JD, I'm hurting now. I miss you so much I don't know what to do. You always helped me when I hurt. Why are you not here?
We were going to be together a lot longer. You promised me. Why did you leave me here alone?
It took half my life time and many bad mistakes before I found you. For you it was the same.
You were suppose to be enjoying raising your birds, hatching out the pheasants and chickens. Taking care of your ducks, geese and turkeys! We were going to get the garden right this year and not let it be overrun with weeds. I even figured that this year we'd get enough things to can.
I'm not supposed to be angry with you. It isn't right. I know you didn't choose to leave. But you DID leave and I AM angry. We were supposed to go to the next adventure together. I don't want to do this alone. And without you I will always, always, always be alone. There is no other you.
With all your faults and with all mine we were so good together. We understood each other for the most part and that's the best anyone can ever do. I cared so much. I wanted you to have whatever we could do, have or be to make you happy. And you returned the favor with all the gusto you had.
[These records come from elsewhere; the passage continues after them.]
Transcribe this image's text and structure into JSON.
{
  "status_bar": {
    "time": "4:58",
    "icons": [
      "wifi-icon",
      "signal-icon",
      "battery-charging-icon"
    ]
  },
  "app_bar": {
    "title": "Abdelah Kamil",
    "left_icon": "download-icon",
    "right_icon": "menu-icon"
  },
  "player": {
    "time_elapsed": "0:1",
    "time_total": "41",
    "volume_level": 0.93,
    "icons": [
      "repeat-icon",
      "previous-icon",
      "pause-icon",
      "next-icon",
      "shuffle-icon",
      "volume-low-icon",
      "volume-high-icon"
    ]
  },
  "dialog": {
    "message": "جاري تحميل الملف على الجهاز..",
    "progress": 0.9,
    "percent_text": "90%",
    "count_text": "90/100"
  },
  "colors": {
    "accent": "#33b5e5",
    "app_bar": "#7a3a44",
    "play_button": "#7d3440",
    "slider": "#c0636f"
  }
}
You made life real. Your laugh, your scent, your beautifully agile mind all made my life full and satisfying.
You taught me so much. And you were willing, finally, to learn from me too.
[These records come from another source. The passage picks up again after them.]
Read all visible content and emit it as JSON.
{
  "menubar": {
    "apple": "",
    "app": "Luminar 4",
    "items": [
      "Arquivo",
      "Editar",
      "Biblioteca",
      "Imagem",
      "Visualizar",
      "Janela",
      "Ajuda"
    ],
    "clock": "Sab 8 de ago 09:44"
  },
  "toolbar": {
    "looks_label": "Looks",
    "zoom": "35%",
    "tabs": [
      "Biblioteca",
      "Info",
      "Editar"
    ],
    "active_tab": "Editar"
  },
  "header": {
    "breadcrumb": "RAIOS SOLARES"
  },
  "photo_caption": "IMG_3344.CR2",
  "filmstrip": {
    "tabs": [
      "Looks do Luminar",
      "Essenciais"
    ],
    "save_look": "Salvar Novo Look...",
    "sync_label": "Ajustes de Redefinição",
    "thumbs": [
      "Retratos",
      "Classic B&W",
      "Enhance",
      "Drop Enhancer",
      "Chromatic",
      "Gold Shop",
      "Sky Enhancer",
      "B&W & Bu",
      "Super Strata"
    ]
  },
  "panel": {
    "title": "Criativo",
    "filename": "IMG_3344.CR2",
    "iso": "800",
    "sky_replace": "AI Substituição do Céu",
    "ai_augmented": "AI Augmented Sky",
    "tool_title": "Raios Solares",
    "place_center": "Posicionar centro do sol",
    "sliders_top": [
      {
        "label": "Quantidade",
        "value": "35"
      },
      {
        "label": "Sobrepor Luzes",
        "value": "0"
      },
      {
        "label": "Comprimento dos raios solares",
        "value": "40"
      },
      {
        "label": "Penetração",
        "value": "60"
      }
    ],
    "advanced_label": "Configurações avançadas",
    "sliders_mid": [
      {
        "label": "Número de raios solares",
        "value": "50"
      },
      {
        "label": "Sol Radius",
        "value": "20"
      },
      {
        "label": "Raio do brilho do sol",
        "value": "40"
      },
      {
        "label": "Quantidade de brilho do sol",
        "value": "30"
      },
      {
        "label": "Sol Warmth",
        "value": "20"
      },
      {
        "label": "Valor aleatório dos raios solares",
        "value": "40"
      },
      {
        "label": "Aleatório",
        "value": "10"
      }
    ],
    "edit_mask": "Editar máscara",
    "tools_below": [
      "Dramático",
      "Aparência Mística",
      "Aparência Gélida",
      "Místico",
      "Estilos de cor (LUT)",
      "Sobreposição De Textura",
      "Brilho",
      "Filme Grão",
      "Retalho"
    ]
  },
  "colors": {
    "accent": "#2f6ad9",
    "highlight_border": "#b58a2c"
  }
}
I don't want you to be gone from me. I don't know if I'm strong enough to get through this until I find my way.
I need you to tell me if my decisions make sense. I need you to tell me how to improve my beading and my carving. I just plain need you.
Its been just over three months now since you left. I survived Thanksgiving, Christmas, and your birthday. I've survived the first, second and third month anniversaries of your death. And I thought I was ok. But I'm not. No, I am NOT OK.
I'm so lonely. There are people in my life who love me and whom I love. There are friends and our children who need me. But still I am alone, so completely, totally alone without you.
I don't want to die. I just want to be with you and I know that I cannot. You are not gone, vanished or disappeared from existence but you are gone, vanished and disappeared from my life.
Your cares of this lifetime are over. You're starting fresh and new, I hope, with the pains of this life left behind.
But, JD, I still have them to carry. And I have to carry them alone.
My memories are so sweet. Even the times that we battled meant we were trying to work things out to a better understanding. You had only just begun to let me into your most closely held secrets. I treasure that trust and hope that I never betrayed it. I know you shared things with me that you shared with no one else living. Thank you for that.
But still I feel rejected. You left without me. You left without me!!!
Oh, how do I go on??? How do I make a life that does not include you beside me? You'll always be with me in my heart but I need more than that. I need all of you.